First-term mayor and trustee turned out
By Liz Schevtchuk Armstrong
Challengers swept the elections on Tuesday (March 19) in Nelsonville, winning the mayor’s seat and two trustee positions.
Trustee Chris Caccamise, who opposed Mayor Bill O’Neill, the first-term incumbent, won by 15 votes, 110-95, or 54 percent to 46 percent. Caccamise was appointed in August to the Village Board to fill a vacancy. He noted to The Current that he believes he is the first Mexican-American mayor of the village.
Newcomers Dove Pedlosky and Lisa Mechaley defeated first-term incumbent Alan Potts to fill the two open trustee seats. (Nelsonville voters in 2017 approved an expansion of the Village Board from three to five members.) Pedlosky received 117 votes, Mechaley won 116 and Potts had 103. Pedlosky and Mechaley will join Trustees Michael Bowman and David Moroney.
Nelsonville has 413 registered voters. In 2017, O’Neill, running unopposed, received 86 votes, and Potts, also running unopposed, received 81. In the Tuesday election, 203 voters participated, for a turnout of just under 50 percent.
The new mayor and trustees will be sworn in at 7:30 p.m. on Tuesday, April 2, at Village Hall. The term for each position is two years.
At a meeting of the Nelsonville Village Board the day after the election, Caccamise said: “I’d like to compliment Alan and the mayor.

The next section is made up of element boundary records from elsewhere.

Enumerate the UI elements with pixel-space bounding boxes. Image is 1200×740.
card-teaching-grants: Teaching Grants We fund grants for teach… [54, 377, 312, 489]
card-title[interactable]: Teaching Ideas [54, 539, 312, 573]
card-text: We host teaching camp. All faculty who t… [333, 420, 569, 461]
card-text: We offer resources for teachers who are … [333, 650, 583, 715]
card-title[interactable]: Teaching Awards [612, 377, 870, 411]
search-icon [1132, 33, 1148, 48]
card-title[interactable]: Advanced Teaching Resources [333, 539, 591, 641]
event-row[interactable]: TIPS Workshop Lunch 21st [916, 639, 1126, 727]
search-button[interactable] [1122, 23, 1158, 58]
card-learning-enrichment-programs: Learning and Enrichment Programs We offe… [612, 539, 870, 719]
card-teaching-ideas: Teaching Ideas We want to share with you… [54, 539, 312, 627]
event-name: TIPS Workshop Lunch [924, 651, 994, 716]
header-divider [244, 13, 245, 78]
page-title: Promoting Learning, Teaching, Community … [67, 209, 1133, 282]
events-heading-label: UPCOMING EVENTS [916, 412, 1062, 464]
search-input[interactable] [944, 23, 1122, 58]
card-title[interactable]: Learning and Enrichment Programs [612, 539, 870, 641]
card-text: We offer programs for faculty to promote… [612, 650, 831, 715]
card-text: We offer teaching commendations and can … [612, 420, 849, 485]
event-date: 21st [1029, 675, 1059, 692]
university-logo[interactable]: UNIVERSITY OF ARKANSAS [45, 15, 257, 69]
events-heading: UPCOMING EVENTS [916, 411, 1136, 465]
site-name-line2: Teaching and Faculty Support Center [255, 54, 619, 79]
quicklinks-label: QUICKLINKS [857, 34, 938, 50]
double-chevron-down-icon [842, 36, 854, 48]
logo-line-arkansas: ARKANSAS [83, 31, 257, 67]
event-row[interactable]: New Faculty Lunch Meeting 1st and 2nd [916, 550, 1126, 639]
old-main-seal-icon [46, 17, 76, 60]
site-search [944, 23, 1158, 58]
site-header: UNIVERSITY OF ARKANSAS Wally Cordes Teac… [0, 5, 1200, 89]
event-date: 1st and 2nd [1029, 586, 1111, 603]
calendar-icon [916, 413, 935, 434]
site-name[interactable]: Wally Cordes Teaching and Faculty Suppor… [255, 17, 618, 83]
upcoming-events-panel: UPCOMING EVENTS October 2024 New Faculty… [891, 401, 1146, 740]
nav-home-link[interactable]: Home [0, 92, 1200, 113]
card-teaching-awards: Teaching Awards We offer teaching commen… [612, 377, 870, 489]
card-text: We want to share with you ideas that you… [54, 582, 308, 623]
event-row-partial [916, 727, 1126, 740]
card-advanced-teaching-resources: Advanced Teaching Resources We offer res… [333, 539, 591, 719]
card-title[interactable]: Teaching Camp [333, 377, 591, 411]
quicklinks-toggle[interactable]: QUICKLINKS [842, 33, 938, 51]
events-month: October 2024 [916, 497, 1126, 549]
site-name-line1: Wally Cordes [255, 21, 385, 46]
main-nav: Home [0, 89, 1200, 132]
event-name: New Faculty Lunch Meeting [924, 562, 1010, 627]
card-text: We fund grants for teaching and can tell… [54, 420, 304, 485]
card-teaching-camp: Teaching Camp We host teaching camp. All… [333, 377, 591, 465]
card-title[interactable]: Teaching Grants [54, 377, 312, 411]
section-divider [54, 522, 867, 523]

They’ve done a wonderful job. The mayor has amazing ideas. I would just simply approach them from a slightly different way.”
During board member remarks, O’Neill said, “Thanks to everybody. It’s been a privilege. I’d like to think the Village for offering me the privilege of serving over the last two years. I hope I can walk away with some sense of achievement.”
Potts said: “It was a privilege to serve this village for the past two years. It takes a special kind of person to devote their time and energy to the governing of our village. It’s not a glamorous position, but it is worthwhile and important. Thank you for the opportunity, and I wish the incoming board members much success.”
The rhetoric before the vote was less reserved, much of it centered on how the Village Board has handled an application to build a cell tower overlooking the Cold Spring Cemetery. After the application was denied, Homeland Towers, Verizon and AT&T sued the village in federal court. (O’Neill said Wednesday that negotiations had broken down and he expected the cases to go to trial.)
Also at issue was whether a conservation easement should be applied to a 4-acre, village-owned plot in the Nelsonville Woods that would limit what the municipality could do with the land.
The campaign involved a clash of personalities. In a post at highlandscurrent.org during the week before the vote, Caccamise accused O’Neill of conducting himself “in a dictatorial fashion, not as a first among equals. He has concentrated power, making unilateral decisions, limiting the flow of information among the trustees and restricting our access to the village attorney, on whose counsel the entire board relies. He has treated his colleagues and the public with disdain and disrespect.”
O’Neill responded that Caccamise had been “a disappointment” as a trustee. “Meeting after meeting he sat quietly, never offering any perspectives whatsoever. Perhaps my supposed dictatorial style intimidated him.” He described Caccamise and the two challengers for trustee positions as a “nasty insurgency coalition.”
“There is more to running a village than cell towers,” wrote Potts in one post, charging that the challengers were part a group of residents called the Philipstown Cell Solutions Group had “morphed into a political action group with the goal of gaining control of the Nelsonville board.” The three challengers insisted they were not running exclusively on that issue, or the proposed easement.
Statements from New Board Members
“I am deeply honored and humbled to have been elected mayor of Nelsonville. We face a number of challenges as well as fantastic opportunities to improve our village in the immediate future. I am looking forward to facing these issues with the enthusiastic participation of the very capable and knowledgeable members of the Village Board of Trustees. I also wish to encourage participation in local government by as many of our citizens as possible. We need active participation by our constituents so that we can accurately and best represent them.”
“I want to thank everyone for choosing me to represent Nelsonville as a village trustee. I want to thank everyone who participated in this election, and I look forward to working with our mayor-elect and the other trustees to tackle issues like sewers, land preservation and parking.”
“It is an honor to receive the support of residents, my friends and neighbors. This village inspires me every day. My intention is to work hard for this community we all love. I encourage everyone in Nelsonville to voice their hopes and ideas as we work together in the months ahead.”